Concept Squads makes it easy to stitch conceptual teams together, filtering players by things like position, nationality and home league and then letting you examine chemistry links to see what works. You can't play any matches with a concept squad (there seems to be a bug at the moment letting a few people do this - expect it to be fixed), but as you gather funds you can start searching the transfer market for the players you covet, gradually adding them until your dream team is complete.

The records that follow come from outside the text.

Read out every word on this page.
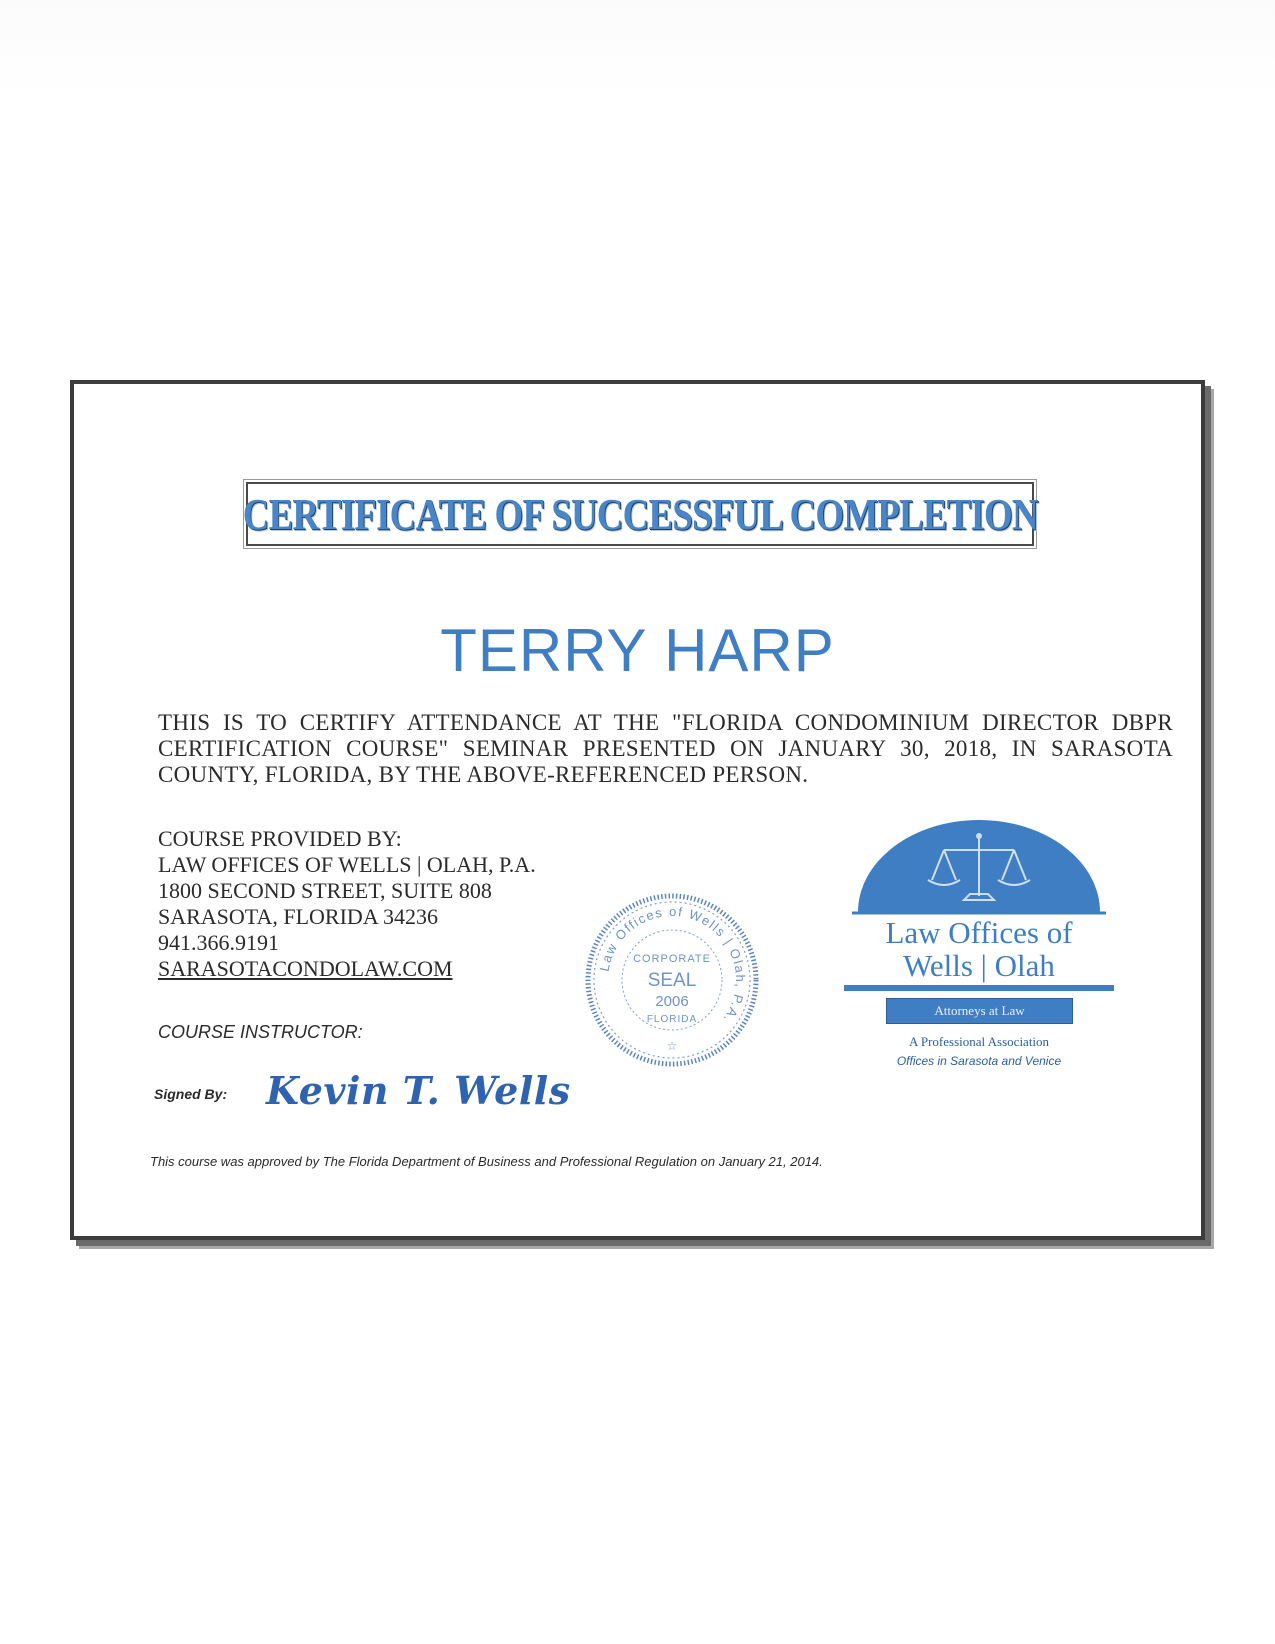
CERTIFICATE OF SUCCESSFUL COMPLETION
TERRY HARP
THIS IS TO CERTIFY ATTENDANCE AT THE "FLORIDA CONDOMINIUM DIRECTOR DBPR CERTIFICATION COURSE" SEMINAR PRESENTED ON JANUARY 30, 2018, IN SARASOTA COUNTY, FLORIDA, BY THE ABOVE-REFERENCED PERSON.
COURSE PROVIDED BY:
LAW OFFICES OF WELLS | OLAH, P.A.
1800 SECOND STREET, SUITE 808
SARASOTA, FLORIDA 34236
941.366.9191
SARASOTACONDOLAW.COM
COURSE INSTRUCTOR:
Signed By: Kevin T. Wells
Law Offices of Wells | Olah, P.A.
CORPORATE
SEAL
2006
FLORIDA
☆
Law Offices of
Wells | Olah
Attorneys at Law
A Professional Association
Offices in Sarasota and Venice
This course was approved by The Florida Department of Business and Professional Regulation on January 21, 2014.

Don't delete your Futhead and Futwiz bookmarks just yet, though, because there are a few drawbacks. The feature currently lacks the immediacy and at-a-glance qualities of those sites and doesn't give you an insight into the more detailed in-game stats of the players, only the ones on the face of the card, so there's no way to identify, say, the best free-kick takers in the game without searching online or buying and testing players. It's also a single-screen experience, whereas I often want to browse players on my phone or laptop while I play - something you can't even do with the companion apps, which don't let you log in on more than one device at once.
Xbox players can also include FUT Legends in their squads, although if the availability and pricing of these in last year's game was anything to go by, they will remain out of reach for the majority.
FIFA 14 Coins PS4 is a semi-useful feature, then, but the addition of loan signings is genuinely ace. One of Ultimate Team's perennial issues is that it's a trudge to start with as you play a succession of games with a team full of journeymen before you can buy anyone decent. Loan players give you something fun to play with while you accumulate match earnings - Leo Messi is provided for five matches if you buy the Ultimate Team Edition of FIFA 15, while players with existing EA Sports Football Club experience points can unlock players like Gareth Bale and James Rodriguez from the Football Club Catalogue. Considering that I played hundreds of matches and spent embarrassing amounts of money chasing coins in FIFA 14 and never got within a mile of Messi or Bale, the novelty of having them in my team at all was quite something. (Ronaldo isn't available on loan, sadly.)